'How to Grow an Account' for Consultants (part 2 of 2)
The only way is up! Elevating your interactions is key.
In part one of ‘How to Grow an Account’ for Consultants I argued that account growth comes down to two questions: what does it take and which way is the account going to grow? There are three growth routes - progression, replication, expansion - and a thread running through them all. It is the one consultants most often get stuck on.
Elevation. Building more senior relationships inside the client.
Elevation is usually the real accelerator. Sometimes it is simply about access to a larger budget. More often it is subtler.
As your firm starts to look like a strategic advisor, some clients will develop discomfort and ask whether they are becoming too reliant on one partner. And if senior people see the same consultancy engaged again and again but have no personal relationship with them, questions get asked. Was the market tested, or is this just lazy procurement? Without relationships at that level, you can find the brakes applied from above, just as the work is getting interesting.
All very well, but how do you elevate your interactions? You first need to get into the right conversations and, when you do, you need to be speaking the right language. Let’s think about what that takes.
1. Manufacturing the conversations
Any new conversation with a client is a good one. Ideally it is about a business issue, but if it is about a concert, parenting, or a sports match and it builds the relationship, that counts too. The breadth and depth of your conversations across an account is one of the better measures of whether it is really growing.
Getting into those conversations is the hard part. Start with who you want to speak to, and do not assume that only means the most senior names. It includes the management and operational roles you want to meet more regularly too. For each of them, build a picture: what are their goals, what problems do they perceive and how do they phrase them, how do your services help, and what kind of interaction or information do they actually value?

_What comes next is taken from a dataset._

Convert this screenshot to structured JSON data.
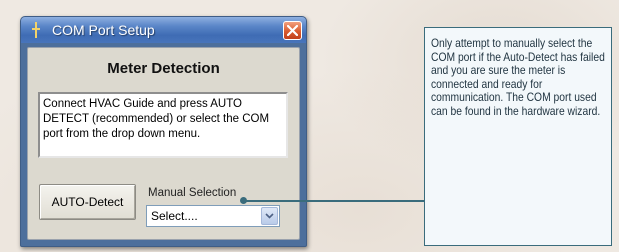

Then put hooks in place - these are legitimate reasons to make contact. There are several ways to approach this:
Delivery-based hooks are built into your current engagement. Plan it carefully and you create reasons to meet people you would otherwise never see. Build in a quarterly step-back where you invite the executive team to review progress against strategic priorities, and you have normalised senior conversation as part of the work, rather than something out of the blue.
Direct outreach is simply introducing yourself while you are on site, the walk across the floor and the follow-up LinkedIn connection. Not everyone is comfortable with it, but careers have been built on a deliberate ‘bump into someone at the coffee machine’.
Introductions are better still. Strong relationships on your current project, asked at the right moment and framed the right way, can open doors to comparable teams elsewhere, often in a way that makes your current client look good for suggesting it.
Macro hooks are marketing activity: webinars, newsletters, events. It’s easy to overlook these as tools for net-new business, but they are excellent account growth tools too. A webinar gives you a natural reason to reach out, and if the topic is pitched at an elevated level rather than the purely technical, you are far more likely to attract senior attendance.
2. Learn to speak the language
To earn senior relationships you need one skill in particular: building a narrative for a senior audience.
Technical consultants are often superb at describing what is happening operationally. But senior stakeholders need something different. They want to know what this means for the business, financially and strategically.
If a consultant has spent months reducing a client’s system downtime, or compressing the time it takes to complete a business process, that is a technical metric. This can be a comfortable place to stay. But what is the business outcome of that change? Faster time to market. Improved customer satisfaction. Risk mitigation. Revenue capture.
(extract from Can engineers make good consultative sellers?)
That move, up what we call the benefit or metrics ladder, is something most consultants have to build and practise deliberately. We have to train the mindset, knowledge, and authority gaps technical consultants must close as business development becomes part of their role. It rarely comes naturally.
A challenge to finish
Think about an account you want to grow and ask yourself two things:
1. Have you defined the people you need to meet and built a persona for each?
2. Do you have hooks in place to create those conversations, or, where you cannot create them alone, a clear ask of your marketing team to help?
Then here’s the challenge. Email a senior stakeholder at a current client who you have never met but would love to engage with, and use the hook that you identified to open a conversation.
If you hesitate, if part of you insists it is a terrible idea, write down the reasons why not. Some will be structural and sensible. Others will be more personal: I am not sure I am credible in their eyes; it feels presumptuous; I’ll be wasting their time. Those statements highlight the things for you to overcome if you want to be consistently strong at account growth.